L’opéra-féerie de la Gaîté s’adresse surtout aux enfants et aux familles ; on y a accumulé, en fait de ballets, de défilés et de trucs, tout ce qui peut divertir les enfants ; mais ce soir ce n’est pas devant des collégiens ni devant des babys qu’on joue. Ah ! mais non : A de rares exceptions près, je ne vois que des majeurs. Les dames elles-mêmes ont dépassé l’âge des jeux innocents.

En attendant qu’un autre que moi juge l’opéra et la féerie, je veux essayer de vous décrire les principaux décors et les plus jolis costumes, tout le côté pittoresque enfin de cette immense machine.
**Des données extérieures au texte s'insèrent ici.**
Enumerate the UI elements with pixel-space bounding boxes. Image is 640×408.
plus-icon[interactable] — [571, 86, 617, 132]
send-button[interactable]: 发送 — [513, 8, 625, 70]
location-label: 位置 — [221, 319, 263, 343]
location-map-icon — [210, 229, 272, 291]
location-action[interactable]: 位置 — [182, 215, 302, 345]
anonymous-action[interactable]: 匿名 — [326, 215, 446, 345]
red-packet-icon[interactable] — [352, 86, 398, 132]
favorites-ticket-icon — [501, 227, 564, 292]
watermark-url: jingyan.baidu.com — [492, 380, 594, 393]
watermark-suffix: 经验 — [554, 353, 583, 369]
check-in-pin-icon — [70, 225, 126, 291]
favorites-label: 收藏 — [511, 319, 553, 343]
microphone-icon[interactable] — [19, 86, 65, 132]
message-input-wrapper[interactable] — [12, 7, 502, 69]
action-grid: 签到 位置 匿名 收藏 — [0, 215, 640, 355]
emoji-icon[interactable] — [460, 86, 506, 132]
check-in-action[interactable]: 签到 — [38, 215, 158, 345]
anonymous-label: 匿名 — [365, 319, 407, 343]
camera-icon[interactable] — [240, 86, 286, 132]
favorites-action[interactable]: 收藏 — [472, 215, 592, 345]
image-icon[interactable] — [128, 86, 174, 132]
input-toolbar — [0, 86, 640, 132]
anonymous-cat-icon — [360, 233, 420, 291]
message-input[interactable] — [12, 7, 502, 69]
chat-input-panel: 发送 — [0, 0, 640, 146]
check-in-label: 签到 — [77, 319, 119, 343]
Le rideau est levé sur le premier acte – la place de l’hôtel de ville de Curaçao en Brabant (ne cherchez pas cela sur la carte géographique, M. Verne est resté étranger à l’affaire) – et les costumières travaillent encore aux costumes du second. On coud, on rogne, on ajoute. On entend dans les couloirs des loges d’artistes des cris désespérés :

– Je n’ai pas mes bottines !
– Je n’ai pas mes cheveux !
– Jamais je ne serai prête !
– Mon maillot a craqué dans le dos !

Tout le monde a la fièvre.

Le foyer est plein d’enfants qui se préparent pour le défilé. Il y en a une centaine au moins. C’est tout un petit peuple à gouverner, et un petit peuple difficile, allez.

Je vois une marquise de huit ans qui pleure à chaudes larmes.

– Qu’as-tu, gamine ?
– J’sais pas où est ma maman… j’ai perdu ma maman !

Godin, le chef machiniste, a gardé tout son sang-froid. Il commande d’une voix calme et brève. Le sort de la bataille est entre ses mains.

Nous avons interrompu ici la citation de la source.